Com o estímulo de uma decisão da Justiça belga, esta semana, segundo a qual o Google está violando os direitos autorais de jornais em francês e alemão ao reproduzir pequenos trechos de seus artigos no serviço Google News e em resultados de busca, as editoras anunciaram na sexta-feira que planejam começar os testes do sistema antes do final do ano.
"Essa iniciativa setorial responde de maneira positiva à crescente frustração das empresas, que continuam a investir pesadamente na geração de conteúdo para disseminação e uso online", disse Gavin O'Reilly, presidente da World Association of Newspapers (WAN), que comanda a iniciativa.

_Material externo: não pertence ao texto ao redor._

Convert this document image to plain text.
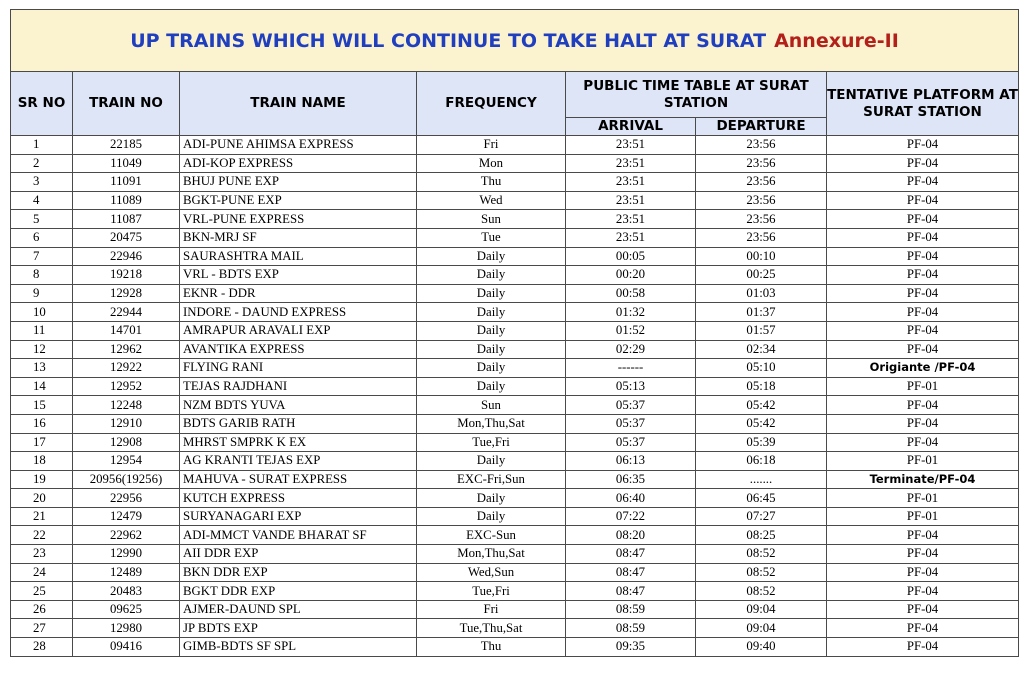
UP TRAINS WHICH WILL CONTINUE TO TAKE HALT AT SURAT Annexure-II						
SR NO	TRAIN NO	TRAIN NAME	FREQUENCY	PUBLIC TIME TABLE AT SURAT STATION		TENTATIVE PLATFORM AT SURAT STATION
				ARRIVAL	DEPARTURE	
1	22185	ADI-PUNE AHIMSA EXPRESS	Fri	23:51	23:56	PF-04
2	11049	ADI-KOP EXPRESS	Mon	23:51	23:56	PF-04
3	11091	BHUJ PUNE EXP	Thu	23:51	23:56	PF-04
4	11089	BGKT-PUNE EXP	Wed	23:51	23:56	PF-04
5	11087	VRL-PUNE EXPRESS	Sun	23:51	23:56	PF-04
6	20475	BKN-MRJ SF	Tue	23:51	23:56	PF-04
7	22946	SAURASHTRA MAIL	Daily	00:05	00:10	PF-04
8	19218	VRL - BDTS EXP	Daily	00:20	00:25	PF-04
9	12928	EKNR - DDR	Daily	00:58	01:03	PF-04
10	22944	INDORE - DAUND EXPRESS	Daily	01:32	01:37	PF-04
11	14701	AMRAPUR ARAVALI EXP	Daily	01:52	01:57	PF-04
12	12962	AVANTIKA EXPRESS	Daily	02:29	02:34	PF-04
13	12922	FLYING RANI	Daily	------	05:10	Origiante /PF-04
14	12952	TEJAS RAJDHANI	Daily	05:13	05:18	PF-01
15	12248	NZM BDTS YUVA	Sun	05:37	05:42	PF-04
16	12910	BDTS GARIB RATH	Mon,Thu,Sat	05:37	05:42	PF-04
17	12908	MHRST SMPRK K EX	Tue,Fri	05:37	05:39	PF-04
18	12954	AG KRANTI TEJAS EXP	Daily	06:13	06:18	PF-01
19	20956(19256)	MAHUVA - SURAT EXPRESS	EXC-Fri,Sun	06:35	.......	Terminate/PF-04
20	22956	KUTCH EXPRESS	Daily	06:40	06:45	PF-01
21	12479	SURYANAGARI EXP	Daily	07:22	07:27	PF-01
22	22962	ADI-MMCT VANDE BHARAT SF	EXC-Sun	08:20	08:25	PF-04
23	12990	AII DDR EXP	Mon,Thu,Sat	08:47	08:52	PF-04
24	12489	BKN DDR EXP	Wed,Sun	08:47	08:52	PF-04
25	20483	BGKT DDR EXP	Tue,Fri	08:47	08:52	PF-04
26	09625	AJMER-DAUND SPL	Fri	08:59	09:04	PF-04
27	12980	JP BDTS EXP	Tue,Thu,Sat	08:59	09:04	PF-04
28	09416	GIMB-BDTS SF SPL	Thu	09:35	09:40	PF-04
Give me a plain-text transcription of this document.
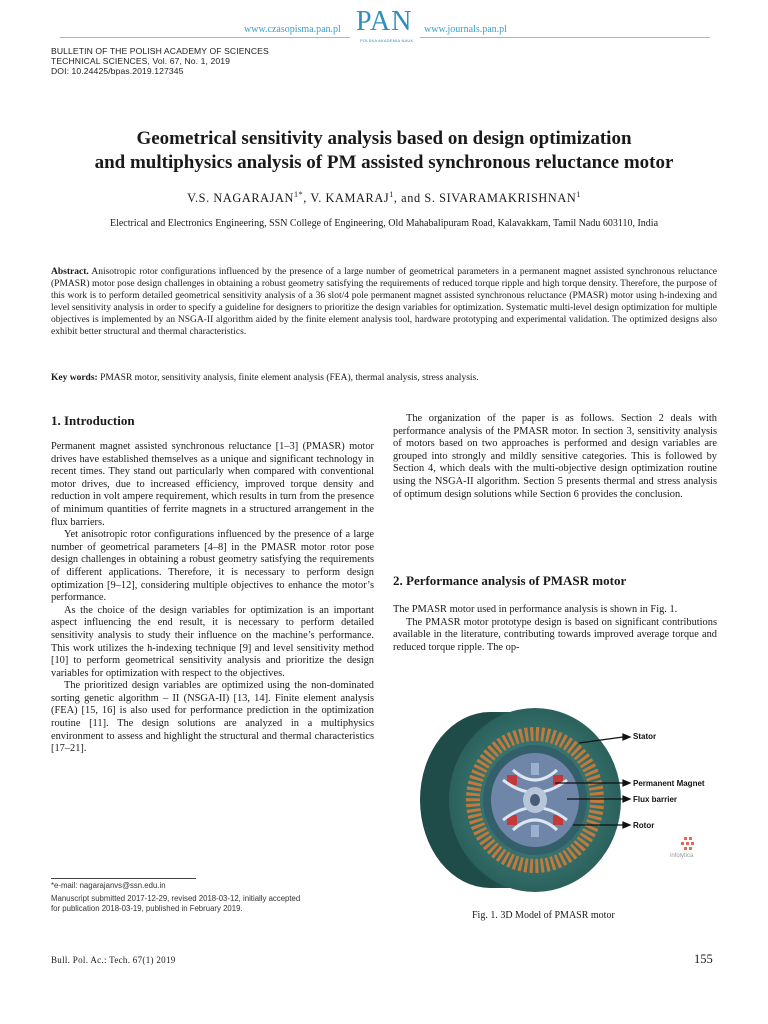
www.czasopisma.pan.pl PAN
POLSKA AKADEMIA NAUK
www.journals.pan.pl
BULLETIN OF THE POLISH ACADEMY OF SCIENCES
TECHNICAL SCIENCES, Vol. 67, No. 1, 2019
DOI: 10.24425/bpas.2019.127345
Geometrical sensitivity analysis based on design optimization
and multiphysics analysis of PM assisted synchronous reluctance motor
V.S. $NAGARAJAN^{1*}$, V. KAMARAJ$^1$, and S. SIVARAMAKRISHNAN$^1$
Electrical and Electronics Engineering, SSN College of Engineering, Old Mahabalipuram Road, Kalavakkam, Tamil Nadu 603110, India
Abstract. Anisotropic rotor configurations influenced by the presence of a large number of geometrical parameters in a permanent magnet assisted synchronous reluctance (PMASR) motor pose design challenges in obtaining a robust geometry satisfying the requirements of reduced torque ripple and high torque density. Therefore, the purpose of this work is to perform detailed geometrical sensitivity analysis of a 36 slot/4 pole permanent magnet assisted synchronous reluctance (PMASR) motor using h-indexing and level sensitivity analysis in order to specify a guideline for designers to prioritize the design variables for optimization. Systematic multi-level design optimization for multiple objectives is implemented by an NSGA-II algorithm aided by the finite element analysis tool, hardware prototyping and experimental validation. The optimized designs also exhibit better structural and thermal characteristics.
Key words: PMASR motor, sensitivity analysis, finite element analysis (FEA), thermal analysis, stress analysis.
1. Introduction

Permanent magnet assisted synchronous reluctance [1–3] (PMASR) motor drives have established themselves as a unique and significant technology in recent times. They stand out particularly when compared with conventional motor drives, due to increased efficiency, improved torque density and reduction in volt ampere requirement, which results in turn from the presence of minimum quantities of ferrite magnets in a structured arrangement in the flux barriers.

Yet anisotropic rotor configurations influenced by the presence of a large number of geometrical parameters [4–8] in the PMASR motor rotor pose design challenges in obtaining a robust geometry satisfying the requirements of different applications. Therefore, it is necessary to perform design optimization [9–12], considering multiple objectives to enhance the motor’s performance.

As the choice of the design variables for optimization is an important aspect influencing the end result, it is necessary to perform detailed sensitivity analysis to study their influence on the machine’s performance. This work utilizes the h-indexing technique [9] and level sensitivity method [10] to perform geometrical sensitivity analysis and prioritize the design variables for optimization with respect to the objectives.

The prioritized design variables are optimized using the non-dominated sorting genetic algorithm – II (NSGA-II) [13, 14]. Finite element analysis (FEA) [15, 16] is also used for performance prediction in the optimization routine [11]. The design solutions are analyzed in a multiphysics environment to assess and highlight the structural and thermal characteristics [17–21].

*e-mail: nagarajanvs@ssn.edu.in
Manuscript submitted 2017-12-29, revised 2018-03-12, initially accepted
for publication 2018-03-19, published in February 2019.

The organization of the paper is as follows. Section 2 deals with performance analysis of the PMASR motor. In section 3, sensitivity analysis of motors based on two approaches is performed and design variables are grouped into strongly and mildly sensitive categories. This is followed by Section 4, which deals with the multi-objective design optimization routine using the NSGA-II algorithm. Section 5 presents thermal and stress analysis of optimum design solutions while Section 6 provides the conclusion.

2. Performance analysis of PMASR motor

The PMASR motor used in performance analysis is shown in Fig. 1.

The PMASR motor prototype design is based on significant contributions available in the literature, contributing towards improved average torque and reduced torque ripple. The op-

Stator
Permanent Magnet
Flux barrier
Rotor
infolytica
Fig. 1. 3D Model of PMASR motor
Bull. Pol. Ac.: Tech. 67(1) 2019	155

"O objetivo do sistema é remover qualquer conflito quanto a direitos autorais que possa surgir entre as produtoras de conteúdo e os serviços de busca", acrescentou O'Reilly, que também é vice-presidente de operações da Independent News and Media.
O custo do projeto, conhecido como Automated Content Access Protocol, não foi divulgado, ainda que as empresas de mídia tenham reservado em 310 mil libras (583,7 mil dólares) para serviços de consultores a ele relacionados.
O programa-piloto surgiu devido à imensa popularidade dos serviços de busca, que geram resultados automáticos sobre conteúdo de jornais, revistas e livros, e usualmente oferecem links para o site de uma publicação, no qual os usuários podem ler o artigo na íntegra.
Muitas editoras sentem, porém, que os serviços de busca estão operando como editores.
"Já que as operadoras de serviços de busca dependem de 'spiders' robotizados para administrar seus processos automatizados, os sites das editoras precisam começar a falar uma língua que os serviços de busca possam ensinar seus robôs a compreender", afirma um documento obtido pela Reuters no qual os planos das editoras estão delineados.
"O que é necessário é uma maneira padronizada de descrever as permissões que se aplicam a um site para que possam ser entendidas por uma máquina sem a ajuda de um advogado caro."
A WAN é uma organização sediada em Paris formada por 72 associações nacionais de jornais, executivos de imprensa de 100 países e por 13 agências de notícias.